Most of the government's share went to feed the people in the cities. Some of it went into warehouses to store in cases of harder times in the future.

But even with all of the mistakes and foolishness the famine did not have to have happened. The outside world would have come to China's aid if only the government had revealed the problem. It was again just chauvinistic pride that prevented Mao from letting the world know of the problem of famine.

After the Famine

For five years Mao Zedong stayed out of politics to allow Zhou Enlai, Liu Shaoqi, and Deng Xaoping to bring about the recovery of China. After five years Mao wanted absolute power again. For him the danger was that the authorities would isolate him and rule in his name.

Mao was a disaster at ruling the country but the one thing he was good at was guerilla warfare. He proceeded to create such social turmoil that his competitors for leadership would have no choice but to call upon him to resume power and settle the turmoil.

He called upon students to form the Red Guard and criticize and protest against local Communist Party leadership. Schools were closed so they would have nothing to do except to engage in revolutionary politics. They raged about the country trying to destroy elements of history and noncommunist ways of thinking.
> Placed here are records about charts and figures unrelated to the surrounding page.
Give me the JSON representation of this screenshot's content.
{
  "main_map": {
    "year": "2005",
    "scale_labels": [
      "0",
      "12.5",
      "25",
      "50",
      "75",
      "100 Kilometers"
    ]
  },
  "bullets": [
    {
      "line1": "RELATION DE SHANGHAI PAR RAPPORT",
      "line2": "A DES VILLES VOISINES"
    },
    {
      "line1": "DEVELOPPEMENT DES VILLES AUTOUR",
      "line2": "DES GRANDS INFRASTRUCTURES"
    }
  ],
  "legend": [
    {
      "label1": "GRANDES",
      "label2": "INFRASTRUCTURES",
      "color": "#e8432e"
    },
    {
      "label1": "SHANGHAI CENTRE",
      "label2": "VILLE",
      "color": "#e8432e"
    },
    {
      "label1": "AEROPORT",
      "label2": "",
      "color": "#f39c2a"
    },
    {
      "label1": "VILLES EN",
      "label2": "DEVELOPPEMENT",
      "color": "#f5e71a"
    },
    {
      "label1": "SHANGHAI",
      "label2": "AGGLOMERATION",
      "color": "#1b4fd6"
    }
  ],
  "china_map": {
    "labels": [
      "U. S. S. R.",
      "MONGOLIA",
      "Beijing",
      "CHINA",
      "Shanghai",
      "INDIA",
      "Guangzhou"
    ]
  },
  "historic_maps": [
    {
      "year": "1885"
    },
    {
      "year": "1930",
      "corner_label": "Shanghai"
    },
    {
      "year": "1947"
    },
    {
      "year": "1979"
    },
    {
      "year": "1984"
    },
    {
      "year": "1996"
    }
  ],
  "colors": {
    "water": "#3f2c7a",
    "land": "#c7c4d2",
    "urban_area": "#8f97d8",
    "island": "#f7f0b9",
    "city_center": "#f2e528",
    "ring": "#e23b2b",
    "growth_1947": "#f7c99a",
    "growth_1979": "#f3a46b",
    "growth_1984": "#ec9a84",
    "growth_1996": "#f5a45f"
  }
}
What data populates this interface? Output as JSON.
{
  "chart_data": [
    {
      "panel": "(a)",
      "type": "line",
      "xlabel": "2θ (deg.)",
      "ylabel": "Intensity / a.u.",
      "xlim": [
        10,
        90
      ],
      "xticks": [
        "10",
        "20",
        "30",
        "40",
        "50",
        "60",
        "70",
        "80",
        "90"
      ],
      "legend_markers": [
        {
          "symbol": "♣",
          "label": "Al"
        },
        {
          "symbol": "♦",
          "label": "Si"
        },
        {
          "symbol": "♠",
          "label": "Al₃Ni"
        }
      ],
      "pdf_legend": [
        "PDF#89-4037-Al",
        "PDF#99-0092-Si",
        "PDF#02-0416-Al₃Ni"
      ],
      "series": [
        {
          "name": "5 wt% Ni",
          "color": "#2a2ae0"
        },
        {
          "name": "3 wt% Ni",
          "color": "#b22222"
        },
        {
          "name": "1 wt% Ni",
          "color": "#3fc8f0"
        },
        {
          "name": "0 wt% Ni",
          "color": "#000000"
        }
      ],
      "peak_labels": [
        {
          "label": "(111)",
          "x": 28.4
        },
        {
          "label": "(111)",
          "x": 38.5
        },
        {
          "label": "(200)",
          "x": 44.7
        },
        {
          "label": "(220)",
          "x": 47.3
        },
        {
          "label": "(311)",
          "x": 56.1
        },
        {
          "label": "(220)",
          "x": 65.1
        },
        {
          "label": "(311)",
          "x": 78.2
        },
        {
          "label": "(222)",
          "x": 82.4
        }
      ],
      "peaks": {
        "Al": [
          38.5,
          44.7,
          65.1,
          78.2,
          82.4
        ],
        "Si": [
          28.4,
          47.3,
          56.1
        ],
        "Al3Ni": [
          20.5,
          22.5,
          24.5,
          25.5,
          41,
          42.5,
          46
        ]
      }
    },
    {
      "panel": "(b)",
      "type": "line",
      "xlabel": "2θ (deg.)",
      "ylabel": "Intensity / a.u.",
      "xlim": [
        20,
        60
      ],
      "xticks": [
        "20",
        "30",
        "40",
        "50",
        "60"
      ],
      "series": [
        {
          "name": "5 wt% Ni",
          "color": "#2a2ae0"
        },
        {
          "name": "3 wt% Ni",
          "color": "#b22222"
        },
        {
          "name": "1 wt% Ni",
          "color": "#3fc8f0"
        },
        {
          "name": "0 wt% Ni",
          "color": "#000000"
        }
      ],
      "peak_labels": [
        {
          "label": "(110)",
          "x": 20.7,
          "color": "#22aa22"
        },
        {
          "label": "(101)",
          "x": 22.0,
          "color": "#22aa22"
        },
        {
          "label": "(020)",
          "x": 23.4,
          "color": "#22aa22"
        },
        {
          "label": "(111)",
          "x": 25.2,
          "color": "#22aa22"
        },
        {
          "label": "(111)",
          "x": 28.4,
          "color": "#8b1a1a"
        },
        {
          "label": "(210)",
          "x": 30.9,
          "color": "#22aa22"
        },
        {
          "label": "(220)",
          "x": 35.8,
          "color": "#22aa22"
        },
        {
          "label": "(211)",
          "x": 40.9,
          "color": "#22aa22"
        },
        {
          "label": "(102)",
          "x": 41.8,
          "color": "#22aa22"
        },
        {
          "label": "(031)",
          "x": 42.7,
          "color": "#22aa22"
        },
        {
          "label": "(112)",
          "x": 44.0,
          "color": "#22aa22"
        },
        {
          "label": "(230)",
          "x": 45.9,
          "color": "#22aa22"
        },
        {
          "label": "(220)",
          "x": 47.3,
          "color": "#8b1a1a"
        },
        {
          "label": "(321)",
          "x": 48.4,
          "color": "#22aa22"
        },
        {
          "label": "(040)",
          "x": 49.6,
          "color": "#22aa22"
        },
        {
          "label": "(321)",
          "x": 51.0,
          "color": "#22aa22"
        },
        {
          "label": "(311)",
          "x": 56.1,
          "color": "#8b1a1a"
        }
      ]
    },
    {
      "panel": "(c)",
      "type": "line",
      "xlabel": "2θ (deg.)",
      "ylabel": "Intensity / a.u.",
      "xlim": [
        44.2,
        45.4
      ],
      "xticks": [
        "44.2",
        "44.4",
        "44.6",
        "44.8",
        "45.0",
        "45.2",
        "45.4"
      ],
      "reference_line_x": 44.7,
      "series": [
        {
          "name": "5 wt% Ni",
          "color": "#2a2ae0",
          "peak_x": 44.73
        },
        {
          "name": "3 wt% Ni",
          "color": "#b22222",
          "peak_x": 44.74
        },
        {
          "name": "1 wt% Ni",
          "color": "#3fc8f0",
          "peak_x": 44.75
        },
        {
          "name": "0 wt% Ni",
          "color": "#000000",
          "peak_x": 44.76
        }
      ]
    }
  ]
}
The leadership was deposed. Liu Shaoqi was the legal head of the Government of China but he was imprisoned, beaten and tortured. He died in prison. His wife was publically humiliated. No one but Mao had any real political power no matter how high was their formal political position. It was totally a totalitarian system.

The movement was given the lofty name of The Great Proletarian Cultural Revolution. In reality it was nothing more than The Movement to Restore Mao Zedong to Absolute Power.

When it was successful Mao demobilized it and sent the young people to live work with the peasants of China in the communes. The students who not proletarians originally became common laborers in those communes.

What is the lesson to be learned from this episode? The stark reality is that most young people are: 1. Inexperienced, 2. Naive, 3. Gullible, 4. Self-righteous. Because of this they are easily led by ruthless individuals who promise utopia but lead them into Hell. It is worth noting that in Judeo-Christian theology Hell is created by demons who were once purported to be angels.

In the so-called Cultural Revolution the young people were led to fight against the one thing that would solve the problem of China's poverty; i.e., the abandonment of central planning and the adoption of market enterprise. When Deng Xiaoping initiated this change in 1978 China began to grow at about ten percent per year. China is or soon will be the largest economy in the world.

What we see in the photgraphs made during the Cultural Revolution is the young people of China earnestly and eagerly working to promote a system and its leader who were responsible for upwards of forty million Chinese people starving to death. They could not have been more misguided, ignorant and gullible.

Conclusions

The lessons of the Mao era in China were

  1. Central planning beyond the enterprise level does not work.
  2. Control of enterprises by politically appointed managers with no experience or demonstrated talent for management does not work.
  3. Giving any one person total control does not work.
  4. Young people are generally without life experience and therefore do not have very much sense. They are easily led into supporting foolishly utopian plans by charismatic individuals.